Holy Week: An Invitation to Stop Pretending
Most of us find it difficult to be honest about who we really are and therefore spend a lot of energy trying to present someone else to others. Somewhere along the way we were told that it is not ok to be human—warts and all. Therefore, rather than acknowledge how often we miss the mark, live in fear, and haven’t a clue about what is going one, we pretend that things are different. Pretending to be someone else than we really are requires enormous energy and leaves us exhausted. And in the end, it cuts us off from the life-giving power of God.
The Bible in general, and the Gospels in particular, are brutally honest about who Jesus’ disciples were. The writers are very self-critical about their movement. They don’t cover up that Judas, one of Jesus’ own disciples, betrayed him to the authorities. They don’t cover up that his inner circle couldn’t stay awake with him in the Garden in his time of need. They don’t cover up that Peter, one of that inner circle, denied any association with him when questioned. They don’t cover up that all the disciples deserted and fled when Jesus was arrested. They don’t cover up that only a handful of women were looking on from a distance when Jesus was hanging on the cross. When you think about it: it would have been so easy to edit this stuff out. But they didn’t.
What enabled them to be so honest? When the risen Christ appeared to them and said “Peace be with you” (John 20: 19b) despite their poor performance, they were forever given permission to be honest about who they were. They realized that God’s love for them was stronger than their betrayals, desertions and denials. In short, they knew that they were forgiven. Therefore, they were free to be honest—brutally honest.
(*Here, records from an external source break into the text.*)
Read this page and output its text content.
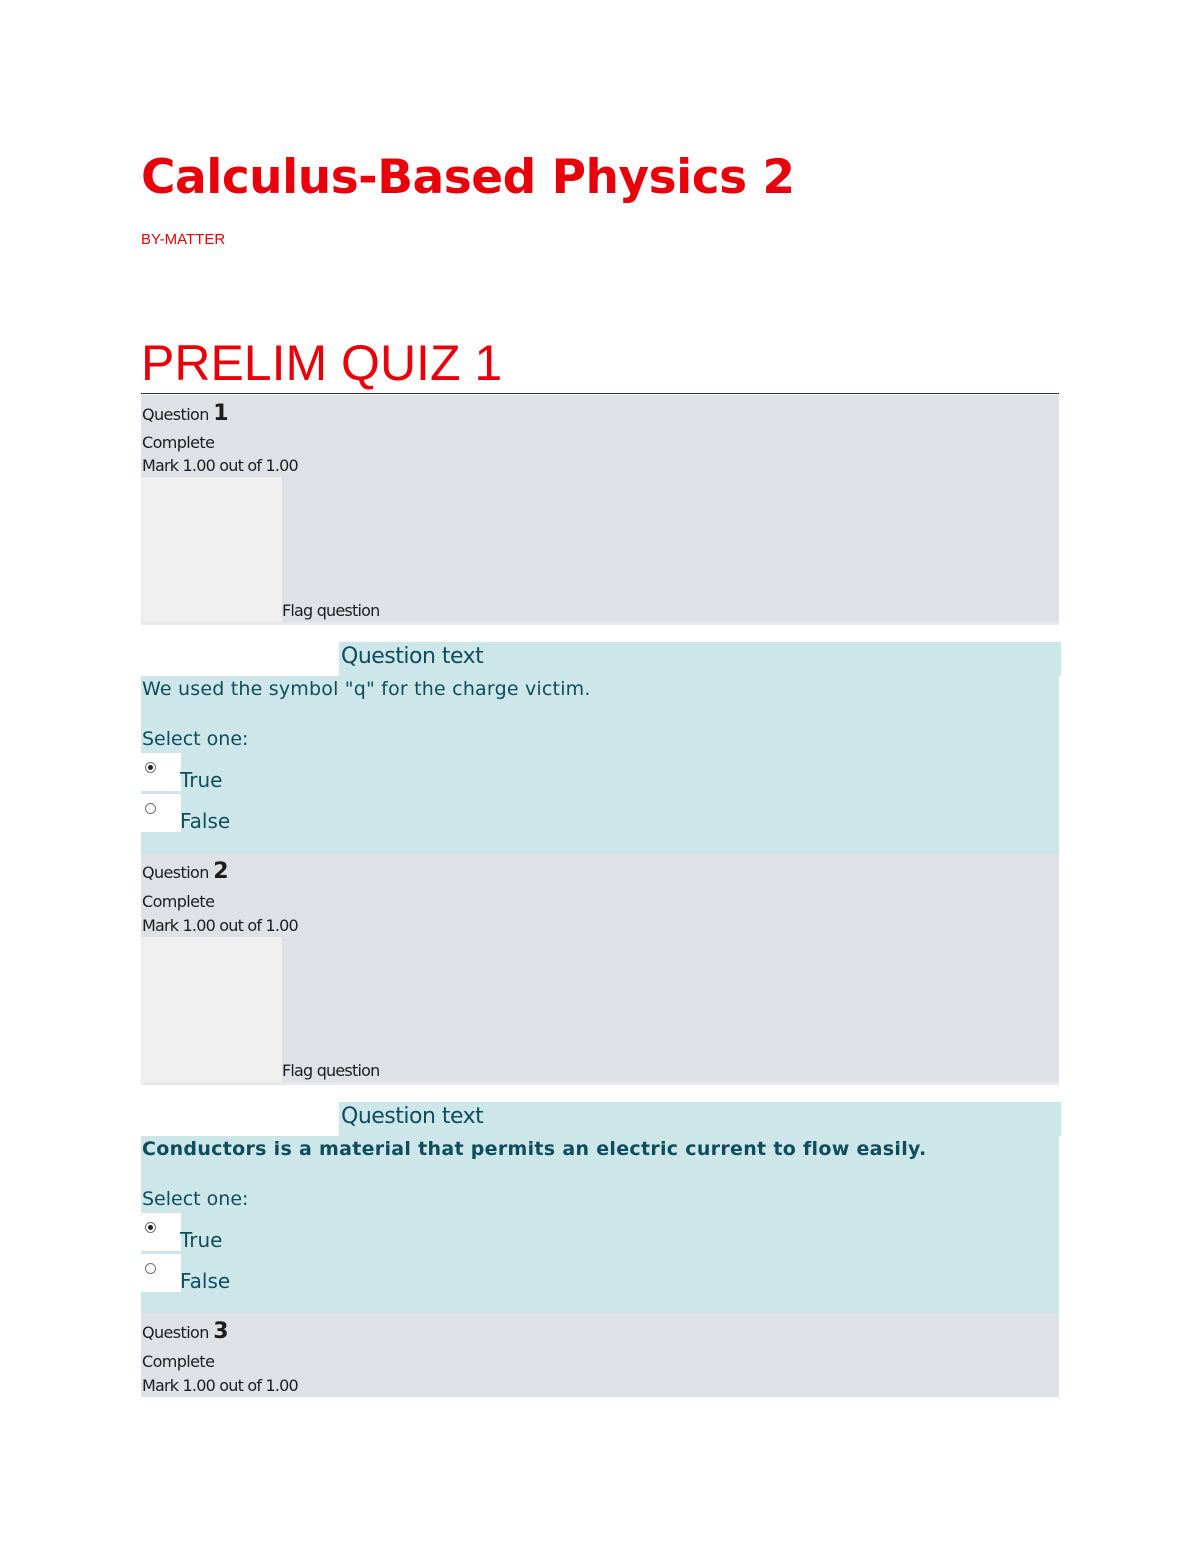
Calculus-Based Physics 2
BY-MATTER
PRELIM QUIZ 1
Question 1
Complete
Mark 1.00 out of 1.00
Flag question
Question text
We used the symbol "q" for the charge victim.
Select one:
True
False
Question 2
Complete
Mark 1.00 out of 1.00
Flag question
Question text
Conductors is a material that permits an electric current to flow easily.
Select one:
True
False
Question 3
Complete
Mark 1.00 out of 1.00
As we remember the passion story this week, we are invited to be honest about who we are. We are invited to stop wasting energy on living an illusion. We are free to confess to God and others our flaws. We don’t need to be afraid of who we really are anymore because God’s steadfast love, not our flaws, are the last word about us.
Because they were honest about their past, these first apostles had an extraordinary message to offer a troubled world. Think about it for a moment: What would have been “good news” from messengers who claimed to have been faithful followers of Jesus all along? Good News is not “I found the strength to follow Jesus and you can too!” Good News is “I was a miserable failure, but God chose me and a whole bunch of other miserable failures, and God is using us in our weakness. Therefore, God wants you in spite of all your failures. Come join this motley movement.”
Of course, it didn’t take long for the church to start pretending again. We began to pretend that we were better than everybody else. We blamed others for all the world’s problems. We congratulated ourselves for all our wonderful deeds. We put our trust in our own strength and not the grace of God. In the end, we made the church inaccessible to those who were only too aware of their flaws. But so long as the church keeps reading the passion story, there is hope that we can rediscover who we really are. If we keep reading the passion story, there is hope that we will once again see that the church is a bunch of flawed human beings, steadfastly loved by God, and that God works through that flawed humanity to further God’s work in the world.